Monday, September 14, 2009

Taking It To The Streets, II



To say that coverage of last Saturday's march in Washington drew minimal coverage from the MSM could be the understatement of the year. Not for nothin' the best article we could find was from the UK's Daily Mail Click HERE to read about the huge turnout of private citizens concerned enough about the left's raid on the U.S. Treasury to spend countless hours riding buses from all over the country to our nation's capital to express their frustration and concern directly to the federal government.

The few articles we could find in the MSM reported "tens of thousands" of demonstrators, clearly an attempt to minimize the impact of this historical event. The Mail mentions as many as one million in attendance, but before we get drawn into a side bar argument on attendance numbers, click on Sharilee's POSTING on Worcester County Freedom Trail to see the evidence that time-lapse photography produces.

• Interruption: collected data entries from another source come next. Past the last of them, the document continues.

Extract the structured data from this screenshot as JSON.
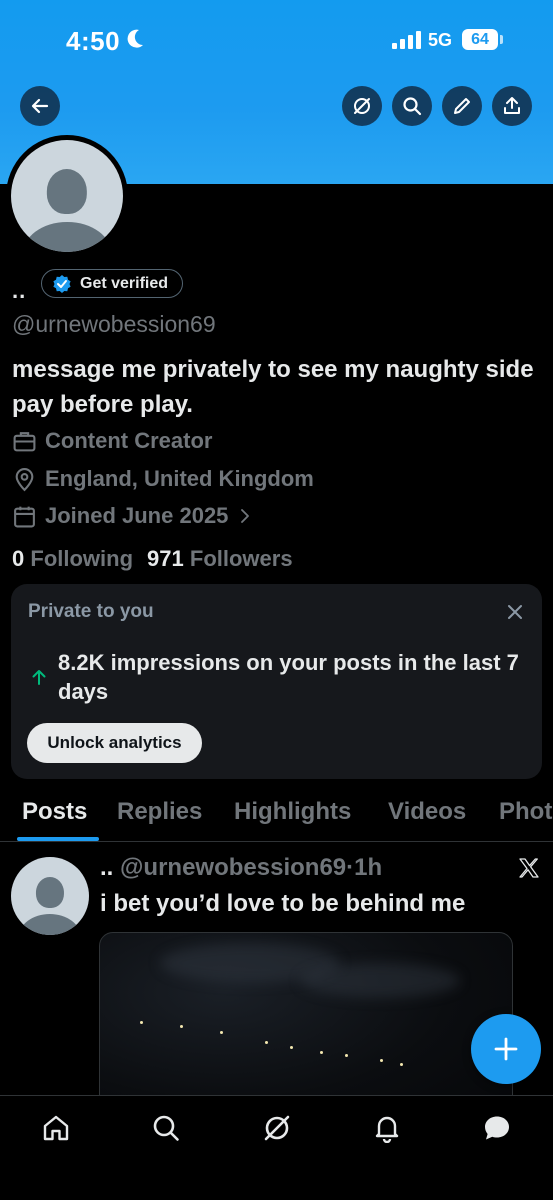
{
  "status_bar": {
    "time": "4:50",
    "network": "5G",
    "battery": "64"
  },
  "profile": {
    "display_name": "..",
    "verify_label": "Get verified",
    "handle": "@urnewobession69",
    "bio": "message me privately to see my naughty side pay before play.",
    "category": "Content Creator",
    "location": "England, United Kingdom",
    "joined": "Joined June 2025",
    "following_count": "0",
    "following_label": "Following",
    "followers_count": "971",
    "followers_label": "Followers"
  },
  "private_card": {
    "title": "Private to you",
    "impressions": "8.2K impressions on your posts in the last 7 days",
    "button": "Unlock analytics"
  },
  "tabs": [
    {
      "label": "Posts",
      "active": true
    },
    {
      "label": "Replies"
    },
    {
      "label": "Highlights"
    },
    {
      "label": "Videos"
    },
    {
      "label": "Photos"
    }
  ],
  "post": {
    "name": "..",
    "handle": "@urnewobession69",
    "time": "1h",
    "text": "i bet you’d love to be behind me"
  },
  "colors": {
    "accent": "#1d9bf0",
    "background": "#000000",
    "muted": "#71767b"
  },
  "icons": {
    "header": [
      "back-arrow-icon",
      "grok-icon",
      "search-icon",
      "edit-icon",
      "share-icon"
    ],
    "bottom_nav": [
      "home-icon",
      "search-icon",
      "grok-icon",
      "bell-icon",
      "messages-icon"
    ]
  }
}
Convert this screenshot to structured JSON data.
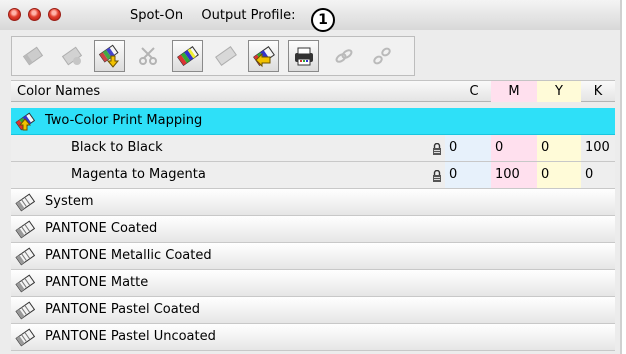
{
  "window": {
    "title": "Spot-On",
    "subtitle": "Output Profile:",
    "callout": "1",
    "traffic_lights": {
      "color": "#e2402f"
    }
  },
  "toolbar": {
    "buttons": [
      {
        "icon": "color-book-icon",
        "state": "disabled"
      },
      {
        "icon": "new-group-icon",
        "state": "disabled"
      },
      {
        "icon": "import-colors-icon",
        "state": "enabled"
      },
      {
        "icon": "cut-icon",
        "state": "disabled"
      },
      {
        "icon": "color-book-icon",
        "state": "enabled"
      },
      {
        "icon": "color-book-icon",
        "state": "disabled"
      },
      {
        "icon": "export-colors-icon",
        "state": "enabled"
      },
      {
        "icon": "print-swatch-icon",
        "state": "enabled"
      },
      {
        "icon": "link-icon",
        "state": "disabled"
      },
      {
        "icon": "unlink-icon",
        "state": "disabled"
      }
    ]
  },
  "table": {
    "headers": {
      "name": "Color Names",
      "c": "C",
      "m": "M",
      "y": "Y",
      "k": "K"
    },
    "rows": [
      {
        "label": "Two-Color Print Mapping",
        "icon": "two-color-mapping-icon"
      },
      {
        "label": "Black to Black",
        "c": "0",
        "m": "0",
        "y": "0",
        "k": "100",
        "icon": "lock-icon"
      },
      {
        "label": "Magenta to Magenta",
        "c": "0",
        "m": "100",
        "y": "0",
        "k": "0",
        "icon": "lock-icon"
      },
      {
        "label": "System",
        "icon": "color-book-icon"
      },
      {
        "label": "PANTONE Coated",
        "icon": "color-book-icon"
      },
      {
        "label": "PANTONE Metallic Coated",
        "icon": "color-book-icon"
      },
      {
        "label": "PANTONE Matte",
        "icon": "color-book-icon"
      },
      {
        "label": "PANTONE Pastel Coated",
        "icon": "color-book-icon"
      },
      {
        "label": "PANTONE Pastel Uncoated",
        "icon": "color-book-icon"
      }
    ],
    "selected_color": "#2ee0f8"
  }
}
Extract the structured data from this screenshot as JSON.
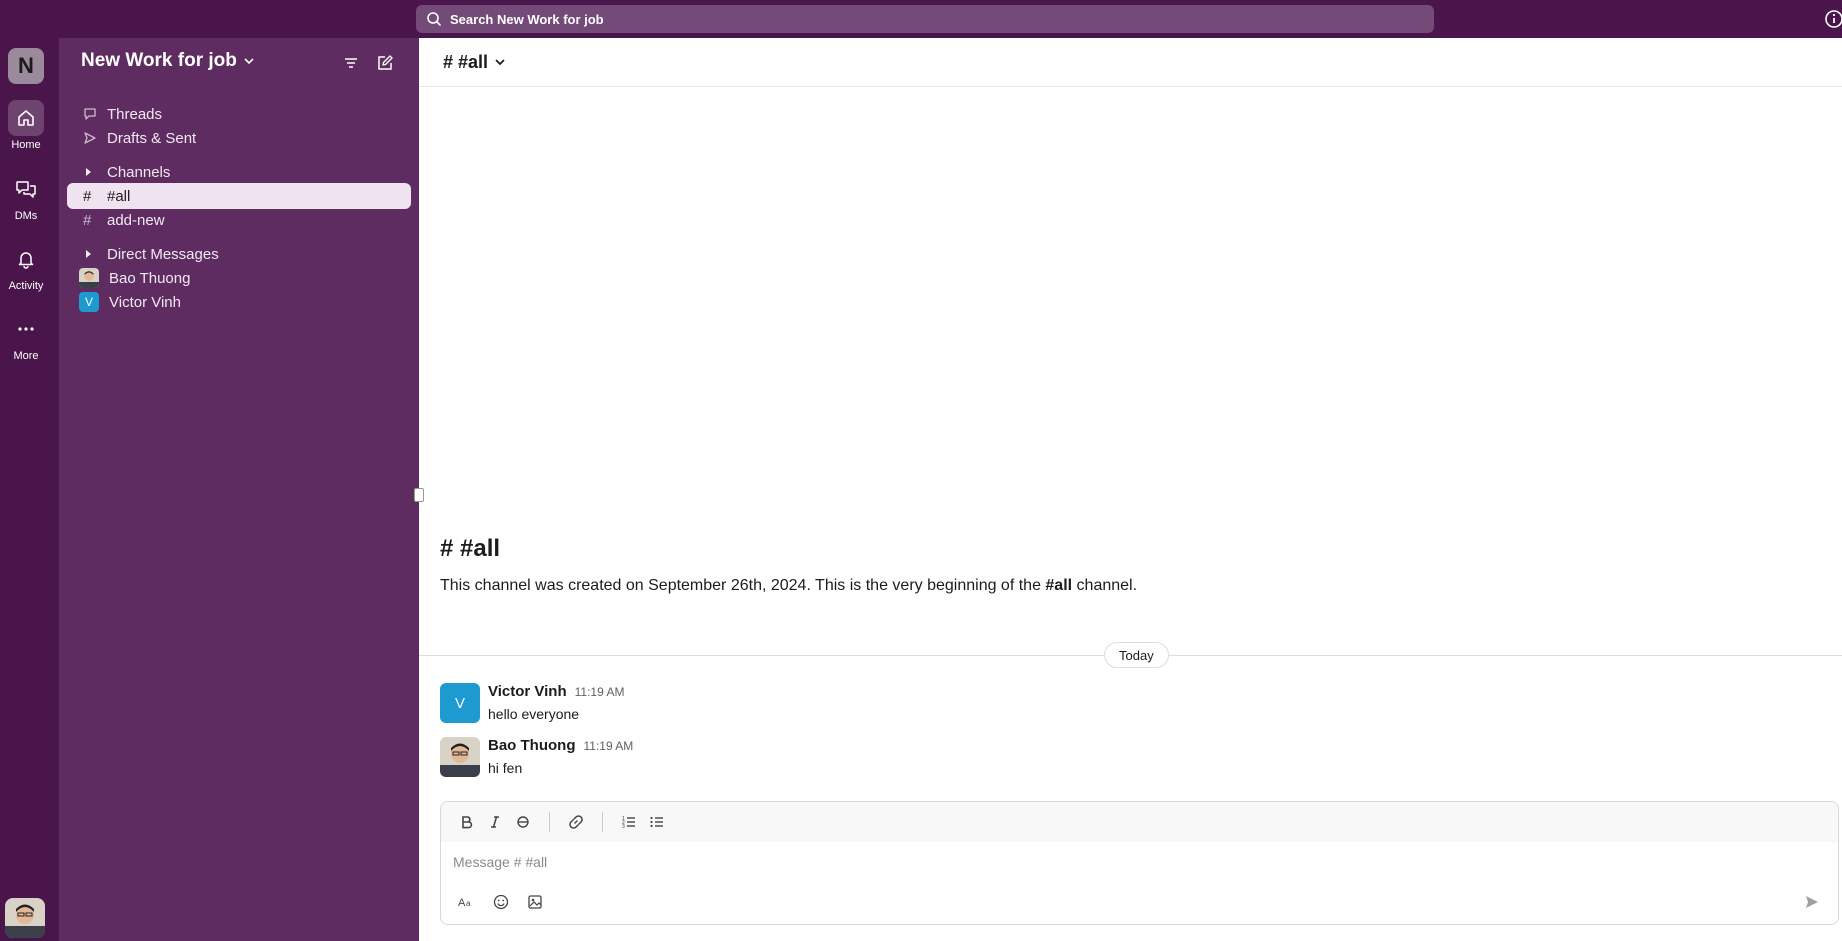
{
  "search": {
    "placeholder": "Search New Work for job"
  },
  "rail": {
    "workspace_initial": "N",
    "items": [
      {
        "label": "Home",
        "icon": "home-icon"
      },
      {
        "label": "DMs",
        "icon": "dms-icon"
      },
      {
        "label": "Activity",
        "icon": "bell-icon"
      },
      {
        "label": "More",
        "icon": "more-icon"
      }
    ]
  },
  "sidebar": {
    "workspace_name": "New Work for job",
    "nav": [
      {
        "label": "Threads",
        "icon": "threads-icon"
      },
      {
        "label": "Drafts & Sent",
        "icon": "send-icon"
      }
    ],
    "channels_label": "Channels",
    "channels": [
      {
        "label": "#all",
        "active": true
      },
      {
        "label": "add-new",
        "active": false
      }
    ],
    "dms_label": "Direct Messages",
    "dms": [
      {
        "label": "Bao Thuong",
        "avatar": "photo"
      },
      {
        "label": "Victor Vinh",
        "avatar_initial": "V"
      }
    ]
  },
  "channel": {
    "header": "# #all",
    "intro_title": "# #all",
    "intro_pre": "This channel was created on September 26th, 2024. This is the very beginning of the ",
    "intro_bold": "#all",
    "intro_post": " channel.",
    "date_divider": "Today"
  },
  "messages": [
    {
      "author": "Victor Vinh",
      "time": "11:19 AM",
      "text": "hello everyone",
      "avatar_initial": "V"
    },
    {
      "author": "Bao Thuong",
      "time": "11:19 AM",
      "text": "hi fen"
    }
  ],
  "composer": {
    "placeholder": "Message # #all"
  },
  "colors": {
    "aubergine": "#4a154b",
    "sidebar": "#5e2c60",
    "accent_blue": "#1d9bd1"
  }
}
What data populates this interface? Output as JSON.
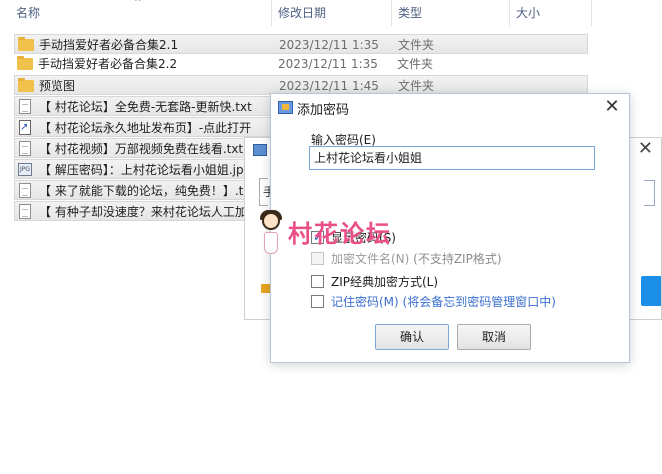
{
  "header": {
    "columns": [
      "名称",
      "修改日期",
      "类型",
      "大小"
    ]
  },
  "files": [
    {
      "name": "手动挡爱好者必备合集2.1",
      "date": "2023/12/11 1:35",
      "type": "文件夹",
      "icon": "folder-icon"
    },
    {
      "name": "手动挡爱好者必备合集2.2",
      "date": "2023/12/11 1:35",
      "type": "文件夹",
      "icon": "folder-icon"
    },
    {
      "name": "预览图",
      "date": "2023/12/11 1:45",
      "type": "文件夹",
      "icon": "folder-icon"
    },
    {
      "name": "【 村花论坛】全免费-无套路-更新快.txt",
      "icon": "text-file-icon"
    },
    {
      "name": "【 村花论坛永久地址发布页】-点此打开",
      "icon": "url-shortcut-icon"
    },
    {
      "name": "【 村花视频】万部视频免费在线看.txt",
      "icon": "text-file-icon"
    },
    {
      "name": "【 解压密码】：上村花论坛看小姐姐.jp",
      "icon": "image-file-icon"
    },
    {
      "name": "【 来了就能下载的论坛，纯免费！】.t",
      "icon": "text-file-icon"
    },
    {
      "name": "【 有种子却没速度？来村花论坛人工加",
      "icon": "text-file-icon"
    }
  ],
  "bg_dialog": {
    "field_text": "手"
  },
  "dialog": {
    "title": "添加密码",
    "close": "✕",
    "password_label": "输入密码(E)",
    "password_value": "上村花论坛看小姐姐",
    "options": {
      "show_password": "显示密码(S)",
      "encrypt_filenames": "加密文件名(N)",
      "encrypt_filenames_note": " (不支持ZIP格式)",
      "zip_classic": "ZIP经典加密方式(L)",
      "remember_password": "记住密码(M)",
      "remember_password_note": " (将会备忘到密码管理窗口中)"
    },
    "ok": "确认",
    "cancel": "取消"
  },
  "watermark": {
    "text": "村花论坛"
  },
  "colors": {
    "accent": "#1c8fe9",
    "link": "#3a6fcf",
    "watermark": "#ea4f87",
    "folder": "#f1c24b"
  }
}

Reporting in National Review On Line, Mark Hemingway provides some interesting insights into the makeup of the marchers:

As for the composition of the crowd, well I personally spoke to people from Ohio, Pennsylvania, Oklahoma, Kentucky, North Carolina, South Carolina, Florida, Idaho, Alaska, Delaware, Tennessee, Nevada, California, Montana, as well as Virginia and Maryland, natch. (And I'm probably forgetting a few.) What also bears noting is that a lot of people came by bus — and of the people that came to the march by bus, almost all came on privately chartered buses organized by someone they knew. I asked one guy, who came up from South Carolina with 160 people on three buses, who put his trip together. He laughed and said, "My neighbor." Can we drive a stake through the astroturf claim now?


Click HERE to read the rest of Mark's report and view the great photos.

Perhaps the lack of coverage may keep some uninformed, but you Can be sure that the members of Congress know about the march and now have even more reason to question whether they want to support the president's crusade to bankrupt the U.S. to finance his socialistic agenda.

Congressman Joe Wilson may have been impolite, but he sure wasn't wrong. Do the math.